Even my mother's official info is not correct. According to the Social Security Administration, she lived where I did at the time of death. Well her checks were sent to me as I was her conservator (and guardian) but except for a few horrendous weeks, she did not live with me. She was in another county, whose probate office would remind me that I am lucky to deal with them versus the office in my own county.

What surprises did we learn from our DNA? That I am more Scandinavian than Irish. I did have a great-grandfather who immigrated from Ireland but he had a French mom, which cuts my Irishness in half right there. Half of my alleged Scandinavian heritage is Finnish, which consists of a unique set of genes. Despite the geography, Finns are different than the Swedes, Norwegians, and Danes.

As Poland is physically close to Scandinavia, maybe some genes are due to that. Or due to Vikings raiding Northern England and Scotland that is from my father's side.

Surprises from Steve's side. He has no Eastern European DNA at all (a bit of Western European). So much for the Cossacks raiding the shetls during their pogroms raping the women and setting things on fire for fun and the Polish locals occasionally getting into the action too leading both his mother's and father's family to leave for the US while they could. Worse for those who stayed behind. His father's side had only recently immigrated to Poland/Russia from Austria/Prussia so less of a chance of interactions with Eastern Europeans.

Steve also had traces of Northern African and Central Asian DNA.

How Jewish am I? less than 1%. Why both my mom's mom's parents had Jewish names is a mystery.


lotta joy said...

I would love to know who my ancestors were. My dad actually lived the true LITTLE RASCALS life, being homeless from age 8 up. So many last names that weren't true last names, but just names of whomever took him off the street to feed him. I've always gone by my mother's name and figured I'm Irish and Scots to the bone, but you have given me too many facts to hope I'm anywhere close to being right.

Elephant's Child said...

Tracking your roots is not easy is it. Compounded in my case because my father made an oyster look garrulous and my mother was often a stranger to the truth.

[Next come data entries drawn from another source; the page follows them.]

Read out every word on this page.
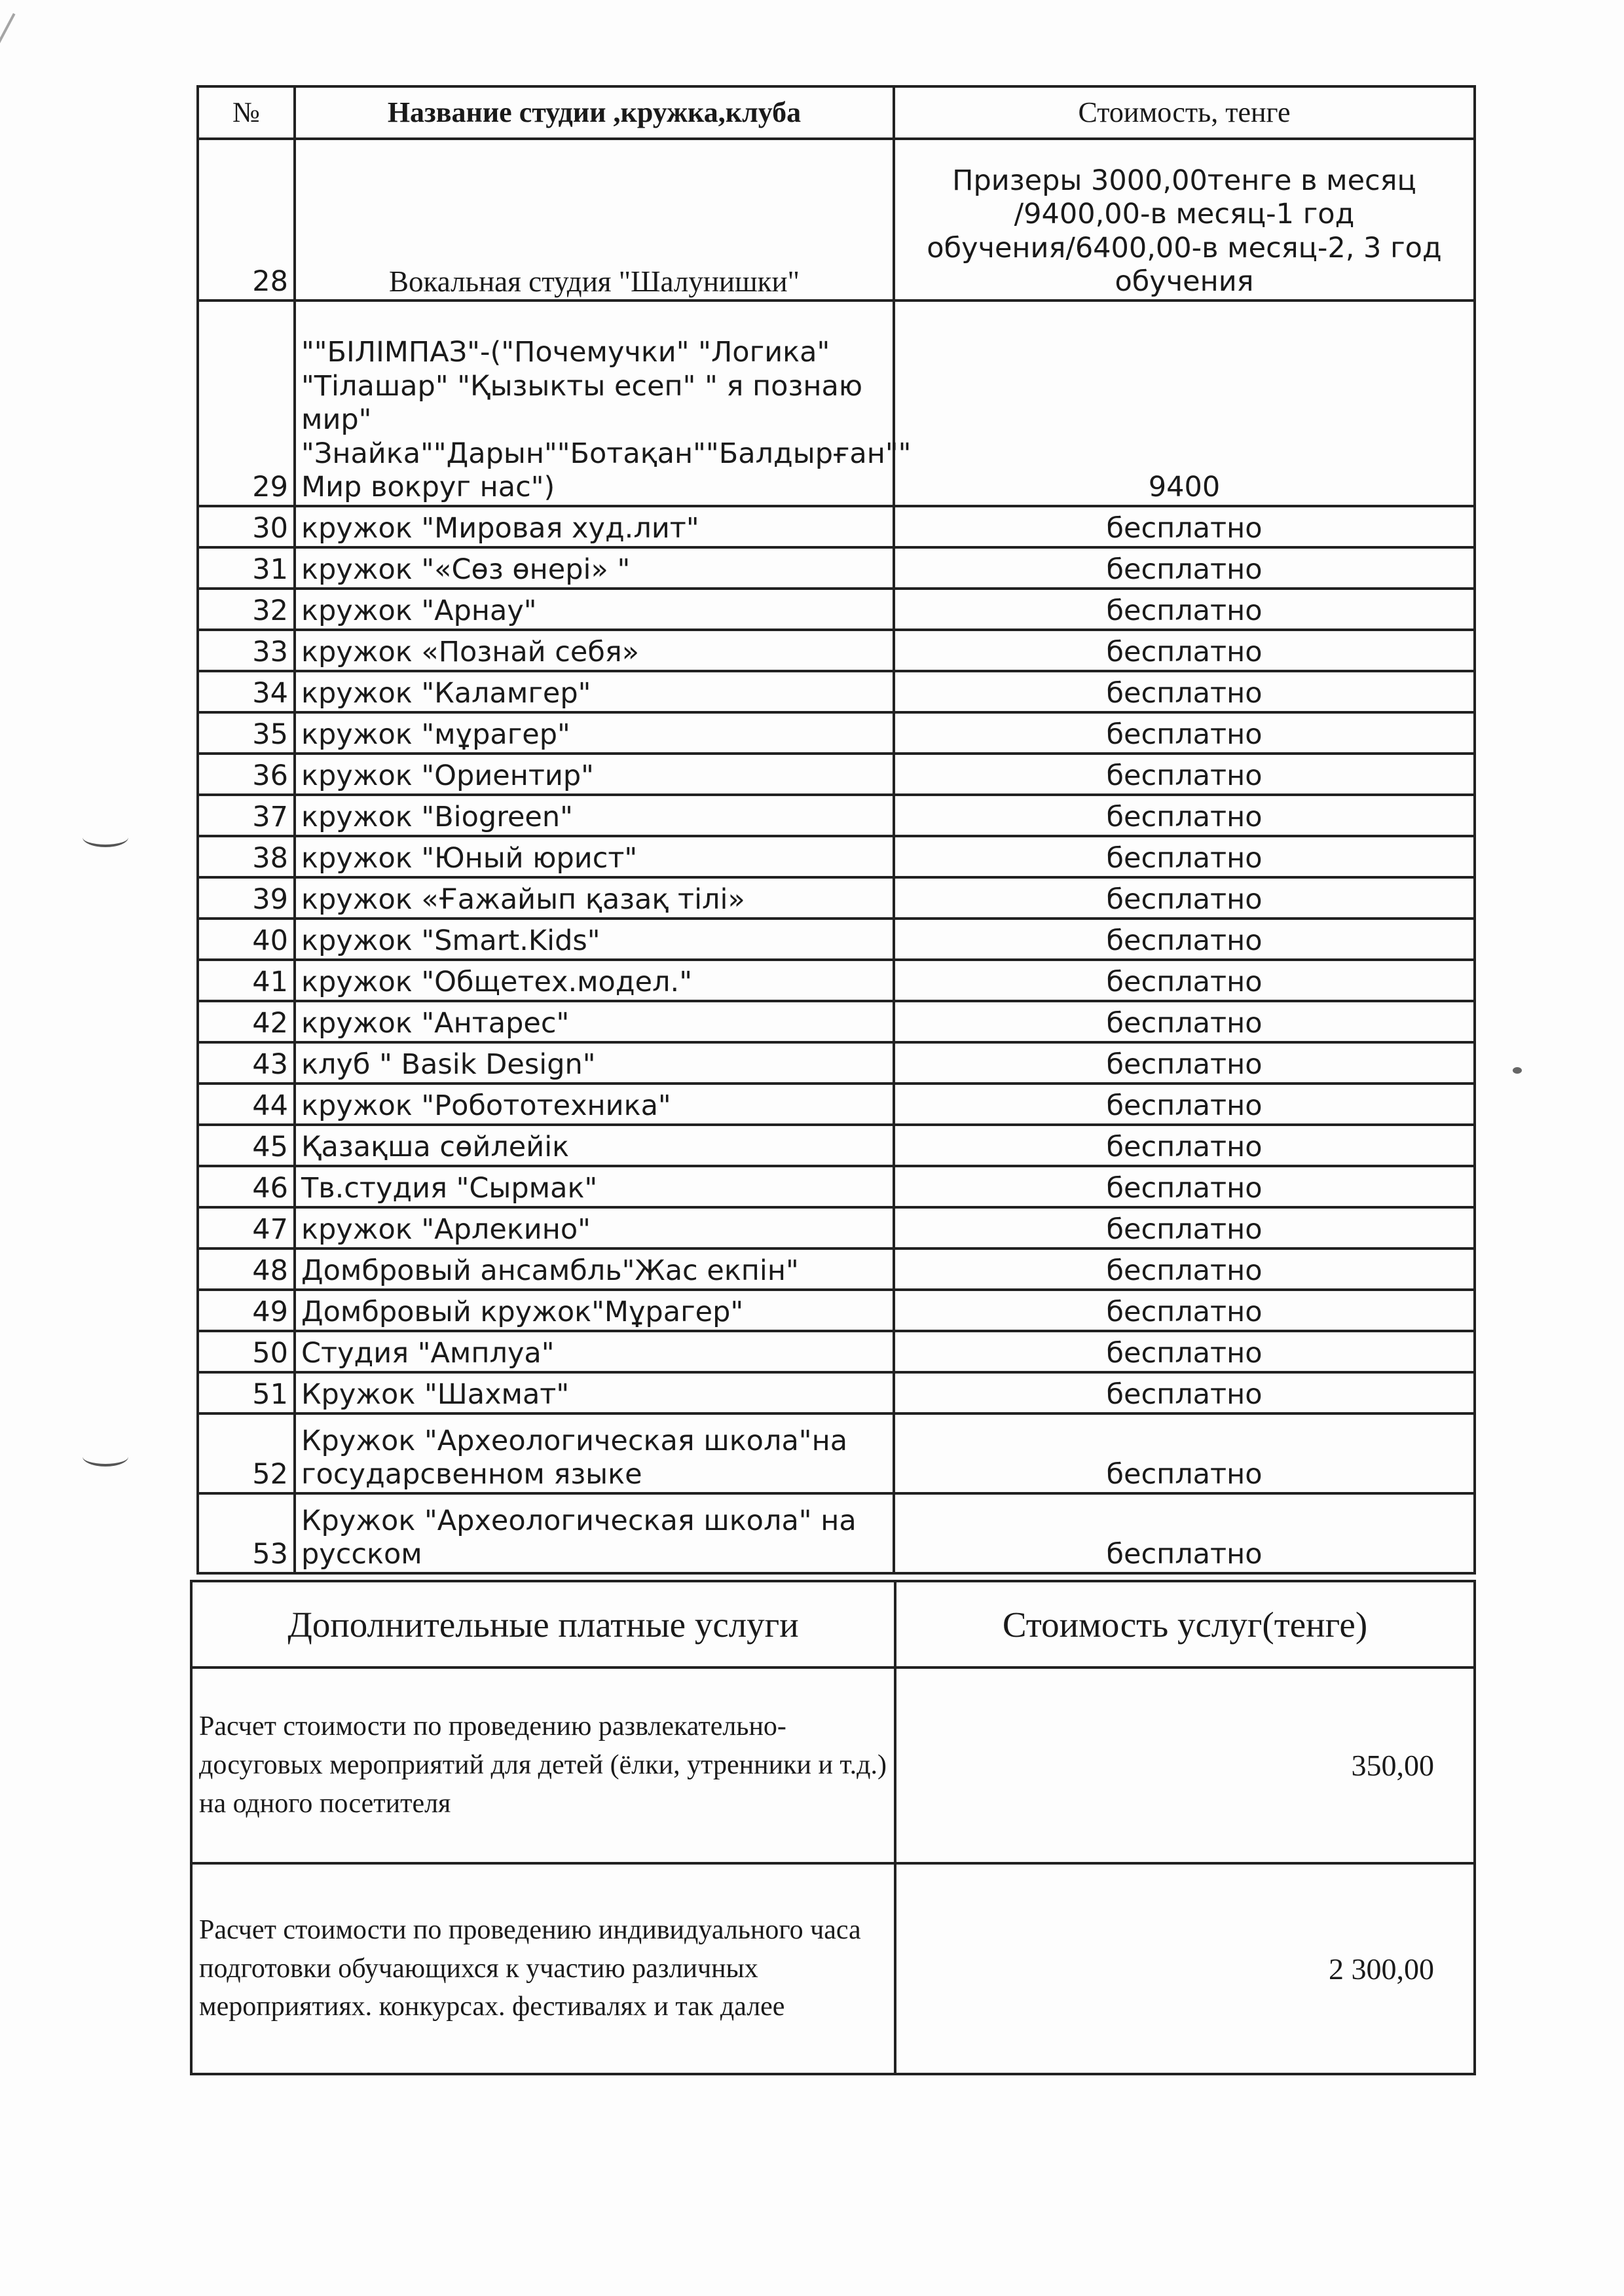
№	Название студии ,кружка,клуба	Стоимость, тенге
28	Вокальная студия "Шалунишки"	Призеры 3000,00тенге в месяц /9400,00-в месяц-1 год обучения/6400,00-в месяц-2, 3 год обучения
29	""БІЛІМПАЗ"-("Почемучки" "Логика" "Тілашар" "Қызыкты есеп" " я познаю мир" "Знайка""Дарын""Ботақан""Балдырған"" Мир вокруг нас")	9400
30	кружок "Мировая худ.лит"	бесплатно
31	кружок "«Сөз өнері» "	бесплатно
32	кружок "Арнау"	бесплатно
33	кружок «Познай себя»	бесплатно
34	кружок "Каламгер"	бесплатно
35	кружок "мұрагер"	бесплатно
36	кружок "Ориентир"	бесплатно
37	кружок "Biogreen"	бесплатно
38	кружок "Юный юрист"	бесплатно
39	кружок «Ғажайып қазақ тілі»	бесплатно
40	кружок "Smart.Kids"	бесплатно
41	кружок "Общетех.модел."	бесплатно
42	кружок "Антарес"	бесплатно
43	клуб " Basik Design"	бесплатно
44	кружок "Робототехника"	бесплатно
45	Қазақша сөйлейік	бесплатно
46	Тв.студия "Сырмак"	бесплатно
47	кружок "Арлекино"	бесплатно
48	Домбровый ансамбль"Жас екпін"	бесплатно
49	Домбровый кружок"Мұрагер"	бесплатно
50	Студия "Амплуа"	бесплатно
51	Кружок "Шахмат"	бесплатно
52	Кружок "Археологическая школа"на государсвенном языке	бесплатно
53	Кружок "Археологическая школа" на русском	бесплатно
Дополнительные платные услуги	Стоимость услуг(тенге)
Расчет стоимости по проведению развлекательно-досуговых мероприятий для детей (ёлки, утренники и т.д.) на одного посетителя	350,00
Расчет стоимости по проведению индивидуального часа подготовки обучающихся к участию различных мероприятиях. конкурсах. фестивалях и так далее	2 300,00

Sue in Italia/In the Land Of Cancer said...

LJ, I got my DNA tested through ancestry.com It also identified 3 2nd cousins who I never met but seem to have the same great-grandparents. Plus I uploaded my data to a medical based DNA site which tells me the medical significance of my genes full of conflicting information but interesting. EC, I was given lots of false clues and bad information but I am gradually soring it all out.